Small chemical compound sulindac has been approved as a preventive approach against colon cancer for its effectiveness in treatment of precancerous adenoma. Due to its severe toxicities in the cardiovascular, gastrointestinal and renal systems, however, a combination of low-dose sulindac with other chemopreventive agents has been sought after as an alternative therapeutic strategy that could increase its effectiveness, while minimizing its adverse effects. To identify the promising alternative approach, we investigated the therapeutic potential of targeting the interleukin (IL)-8/CXCR2 pathway in colon cancer treatment using both loss-of-function (CXCR2 knockout) and gain-of-function (IL-8 overexpression) mouse models, as the IL-8/CXCR2 pathway has been shown to be activated in intestinal tumors of both human and experimental animals.

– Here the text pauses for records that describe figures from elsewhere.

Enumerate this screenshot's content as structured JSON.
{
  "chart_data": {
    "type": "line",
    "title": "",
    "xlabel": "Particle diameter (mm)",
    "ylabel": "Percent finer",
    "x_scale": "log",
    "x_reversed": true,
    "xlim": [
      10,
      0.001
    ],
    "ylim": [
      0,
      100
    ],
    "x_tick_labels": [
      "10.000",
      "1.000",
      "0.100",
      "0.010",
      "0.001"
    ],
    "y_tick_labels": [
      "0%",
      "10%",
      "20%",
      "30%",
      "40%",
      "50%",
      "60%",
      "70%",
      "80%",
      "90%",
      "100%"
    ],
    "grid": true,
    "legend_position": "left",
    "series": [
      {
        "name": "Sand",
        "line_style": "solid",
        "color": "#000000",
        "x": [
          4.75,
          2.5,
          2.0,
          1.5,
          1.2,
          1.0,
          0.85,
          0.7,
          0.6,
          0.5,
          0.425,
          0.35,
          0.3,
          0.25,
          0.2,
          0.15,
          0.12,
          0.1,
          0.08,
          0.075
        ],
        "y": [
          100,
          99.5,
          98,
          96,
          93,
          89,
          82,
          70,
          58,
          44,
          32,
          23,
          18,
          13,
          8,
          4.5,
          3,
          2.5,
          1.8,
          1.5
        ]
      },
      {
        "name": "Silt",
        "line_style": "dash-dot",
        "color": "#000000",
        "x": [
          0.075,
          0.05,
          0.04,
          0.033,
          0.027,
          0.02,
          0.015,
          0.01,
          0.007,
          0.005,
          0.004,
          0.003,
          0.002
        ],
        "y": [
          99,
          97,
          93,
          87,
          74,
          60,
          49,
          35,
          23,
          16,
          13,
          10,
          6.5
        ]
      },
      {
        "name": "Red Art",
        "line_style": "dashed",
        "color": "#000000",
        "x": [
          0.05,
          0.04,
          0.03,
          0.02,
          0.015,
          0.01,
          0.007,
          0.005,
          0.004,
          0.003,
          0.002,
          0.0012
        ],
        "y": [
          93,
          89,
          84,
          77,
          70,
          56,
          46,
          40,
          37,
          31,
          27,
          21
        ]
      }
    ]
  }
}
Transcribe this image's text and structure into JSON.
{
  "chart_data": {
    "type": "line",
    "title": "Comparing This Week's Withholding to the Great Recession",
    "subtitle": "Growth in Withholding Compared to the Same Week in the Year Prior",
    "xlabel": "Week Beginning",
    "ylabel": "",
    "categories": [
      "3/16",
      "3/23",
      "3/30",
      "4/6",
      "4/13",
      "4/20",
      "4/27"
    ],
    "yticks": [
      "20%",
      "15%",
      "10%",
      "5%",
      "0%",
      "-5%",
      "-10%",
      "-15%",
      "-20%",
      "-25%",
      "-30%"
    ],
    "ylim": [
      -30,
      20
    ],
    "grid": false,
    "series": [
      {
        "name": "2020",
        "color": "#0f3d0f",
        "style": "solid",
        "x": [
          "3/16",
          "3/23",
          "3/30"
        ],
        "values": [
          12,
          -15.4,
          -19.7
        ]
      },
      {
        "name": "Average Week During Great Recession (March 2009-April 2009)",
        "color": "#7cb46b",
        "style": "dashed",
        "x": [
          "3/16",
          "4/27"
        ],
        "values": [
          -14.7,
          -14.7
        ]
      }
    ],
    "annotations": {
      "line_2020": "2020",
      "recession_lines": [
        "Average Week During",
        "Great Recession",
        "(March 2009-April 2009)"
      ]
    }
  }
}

We found that deletion of CXCR2 gene and ectopic expression of IL-8 suppresses and enhances, respectively, intestinal tumor development caused by a mutation in the APC gene. Moreover, a single copy deletion of CXCR2 gene resulted in abrogation of COX-2 and Gro-α upregulation in intestinal tumors caused by the APC mutation. Moreover, a single copy (heterozygote) deletion of CXCR2 gene was sufficient to synergize with a low-dose sulindac treatment in suppressing APCmin-induced intestinal polyposis. Together, our study provides a therapeutic justification of combined inhibition of CXCR2 and sulindac treatment in colon cancer prevention.